Antes citei um ponto de divisão na recepção da obra, porém se tem algo que todos podem concordar (os que amaram, os que odiaram e os que não sabem se gostaram ou não, como eu) é a excelente performance de Joaquin Phoenix. O ator incorpora esse adulto fracassado, autoindulgente e com medo de tudo que lhe foge o controle. A fisicalidade de Phoenix, que engordou para o papel, também demonstra esse modo desajeitado de se portar, ele corre em desespero, grita uns lamentos e parece a beira de um colapso diante do mundo maluco ao redor. Apesar da loucura exterior e o fato de ele ser um narrador não confiável, a diegese do filme também dá esse aspecto a todos. Os personagens secundários Grace (Amy Ryan) e Roger (Nathan Lane) não parecem mais sãos que o protagonista, o caos é onipresente no mundo de Beau.

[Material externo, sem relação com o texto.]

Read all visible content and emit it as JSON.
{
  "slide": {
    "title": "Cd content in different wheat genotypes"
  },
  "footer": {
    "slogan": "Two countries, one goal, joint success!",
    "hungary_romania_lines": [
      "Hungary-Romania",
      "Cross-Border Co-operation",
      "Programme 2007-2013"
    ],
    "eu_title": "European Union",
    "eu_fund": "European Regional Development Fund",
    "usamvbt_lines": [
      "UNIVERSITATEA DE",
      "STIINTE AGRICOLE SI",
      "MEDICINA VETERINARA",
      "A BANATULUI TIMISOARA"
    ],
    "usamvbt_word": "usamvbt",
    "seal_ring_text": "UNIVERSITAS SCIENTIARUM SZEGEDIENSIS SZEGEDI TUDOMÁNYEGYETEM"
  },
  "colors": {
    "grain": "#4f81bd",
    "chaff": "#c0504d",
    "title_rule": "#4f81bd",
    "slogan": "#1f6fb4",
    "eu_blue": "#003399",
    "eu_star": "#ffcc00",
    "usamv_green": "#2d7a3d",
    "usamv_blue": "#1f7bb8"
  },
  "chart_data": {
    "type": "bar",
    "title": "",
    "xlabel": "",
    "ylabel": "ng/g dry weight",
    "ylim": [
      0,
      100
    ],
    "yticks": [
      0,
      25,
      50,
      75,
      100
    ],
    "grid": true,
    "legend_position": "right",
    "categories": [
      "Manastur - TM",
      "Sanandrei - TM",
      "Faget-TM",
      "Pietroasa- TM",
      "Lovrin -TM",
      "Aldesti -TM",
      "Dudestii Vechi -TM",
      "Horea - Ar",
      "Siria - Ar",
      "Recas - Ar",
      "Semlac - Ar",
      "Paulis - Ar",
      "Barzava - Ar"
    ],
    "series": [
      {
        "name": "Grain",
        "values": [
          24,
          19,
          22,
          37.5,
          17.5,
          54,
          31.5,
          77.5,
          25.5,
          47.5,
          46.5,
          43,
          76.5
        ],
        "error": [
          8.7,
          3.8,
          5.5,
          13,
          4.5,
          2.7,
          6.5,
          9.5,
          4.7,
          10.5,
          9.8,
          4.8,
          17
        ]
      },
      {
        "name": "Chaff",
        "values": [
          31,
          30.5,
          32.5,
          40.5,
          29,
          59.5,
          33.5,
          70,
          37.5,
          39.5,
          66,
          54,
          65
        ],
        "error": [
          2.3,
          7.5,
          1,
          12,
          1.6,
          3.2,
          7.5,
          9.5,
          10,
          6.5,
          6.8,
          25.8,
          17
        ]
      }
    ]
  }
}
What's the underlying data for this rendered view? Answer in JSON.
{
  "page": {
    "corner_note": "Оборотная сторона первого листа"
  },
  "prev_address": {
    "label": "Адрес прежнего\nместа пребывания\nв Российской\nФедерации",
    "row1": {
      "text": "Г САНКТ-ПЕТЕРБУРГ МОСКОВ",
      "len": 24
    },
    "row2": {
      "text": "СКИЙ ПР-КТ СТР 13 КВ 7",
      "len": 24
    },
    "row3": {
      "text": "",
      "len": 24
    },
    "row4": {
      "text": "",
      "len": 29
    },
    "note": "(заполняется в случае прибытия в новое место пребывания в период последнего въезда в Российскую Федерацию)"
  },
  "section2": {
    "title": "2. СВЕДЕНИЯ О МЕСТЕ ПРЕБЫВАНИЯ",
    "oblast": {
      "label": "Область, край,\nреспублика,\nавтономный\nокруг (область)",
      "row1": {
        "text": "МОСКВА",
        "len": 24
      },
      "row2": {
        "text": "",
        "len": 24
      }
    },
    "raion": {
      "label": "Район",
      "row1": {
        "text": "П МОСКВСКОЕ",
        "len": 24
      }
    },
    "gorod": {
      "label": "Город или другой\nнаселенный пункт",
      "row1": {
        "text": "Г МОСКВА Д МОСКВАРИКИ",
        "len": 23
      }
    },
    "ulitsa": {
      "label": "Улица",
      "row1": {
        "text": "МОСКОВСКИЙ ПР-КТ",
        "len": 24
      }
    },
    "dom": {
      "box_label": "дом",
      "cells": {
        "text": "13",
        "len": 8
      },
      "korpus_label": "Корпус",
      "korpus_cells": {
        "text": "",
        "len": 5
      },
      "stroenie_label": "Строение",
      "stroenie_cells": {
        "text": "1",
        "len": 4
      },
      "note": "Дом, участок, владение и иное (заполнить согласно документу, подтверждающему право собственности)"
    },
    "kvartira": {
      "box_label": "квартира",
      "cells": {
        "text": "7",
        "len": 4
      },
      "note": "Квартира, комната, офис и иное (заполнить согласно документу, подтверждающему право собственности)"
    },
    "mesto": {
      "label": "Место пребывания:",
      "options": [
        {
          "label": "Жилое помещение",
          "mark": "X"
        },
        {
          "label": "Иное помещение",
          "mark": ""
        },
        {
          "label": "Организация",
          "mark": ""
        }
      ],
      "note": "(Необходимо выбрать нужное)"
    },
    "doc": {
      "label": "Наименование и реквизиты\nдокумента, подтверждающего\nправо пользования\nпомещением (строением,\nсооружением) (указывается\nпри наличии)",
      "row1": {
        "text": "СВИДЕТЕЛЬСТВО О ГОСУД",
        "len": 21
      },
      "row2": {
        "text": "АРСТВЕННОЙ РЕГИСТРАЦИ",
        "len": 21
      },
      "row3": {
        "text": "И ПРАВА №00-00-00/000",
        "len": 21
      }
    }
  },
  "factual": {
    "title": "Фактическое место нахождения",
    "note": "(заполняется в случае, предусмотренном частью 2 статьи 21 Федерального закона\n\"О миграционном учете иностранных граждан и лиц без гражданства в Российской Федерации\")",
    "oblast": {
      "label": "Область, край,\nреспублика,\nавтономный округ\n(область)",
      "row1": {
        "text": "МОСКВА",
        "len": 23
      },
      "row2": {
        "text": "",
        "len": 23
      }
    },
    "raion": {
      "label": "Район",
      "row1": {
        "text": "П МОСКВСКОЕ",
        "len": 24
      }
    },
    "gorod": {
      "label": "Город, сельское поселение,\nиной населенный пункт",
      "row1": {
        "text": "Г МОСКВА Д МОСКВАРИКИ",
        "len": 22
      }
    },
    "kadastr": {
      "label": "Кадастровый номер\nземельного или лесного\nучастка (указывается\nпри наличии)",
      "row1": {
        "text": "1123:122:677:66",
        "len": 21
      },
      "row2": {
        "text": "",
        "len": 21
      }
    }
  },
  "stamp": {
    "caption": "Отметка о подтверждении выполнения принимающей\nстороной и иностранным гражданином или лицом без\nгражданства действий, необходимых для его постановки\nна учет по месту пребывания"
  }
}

Beau Tem Medo” é definitivamente uma experiência diferente, para o bem ou para o mal. O longa intriga e parece convidar o espectador a vê-lo novamente. Mas, a simbologia metafórica de Aster, para problemas maternos ou para a ansiedade em si, mesmo podendo ser um elemento “genial” para alguns, para mim é só cansativa. Os diferentes episódios, também, e sua consequente variação de qualidade são outro ponto que me distancia do filme. No entanto, como pontuei, existem altos e baixos. A confusão, o caos e a ansiedade em razão da imprevisibilidade do que será mostrado em cena são elementos primordiais para o longa, assim como a performance de Phoenix e o interesse formal do cineasta. No geral, o que fica de “Beau Tem Medo” é um forte exercício de autorismo com o aparato e apoio de uma das produtoras mais promissoras do cinema estadunidense, a A24, que pode ser lido também como uma incursão megalomaníaca e pretensiosa pelos seus detratores. A irregularidade episódica contrastada com o bom trato do bizarro e surreal me dá o gosto amargo de que o potencial existia e que o filme poderia ser melhor.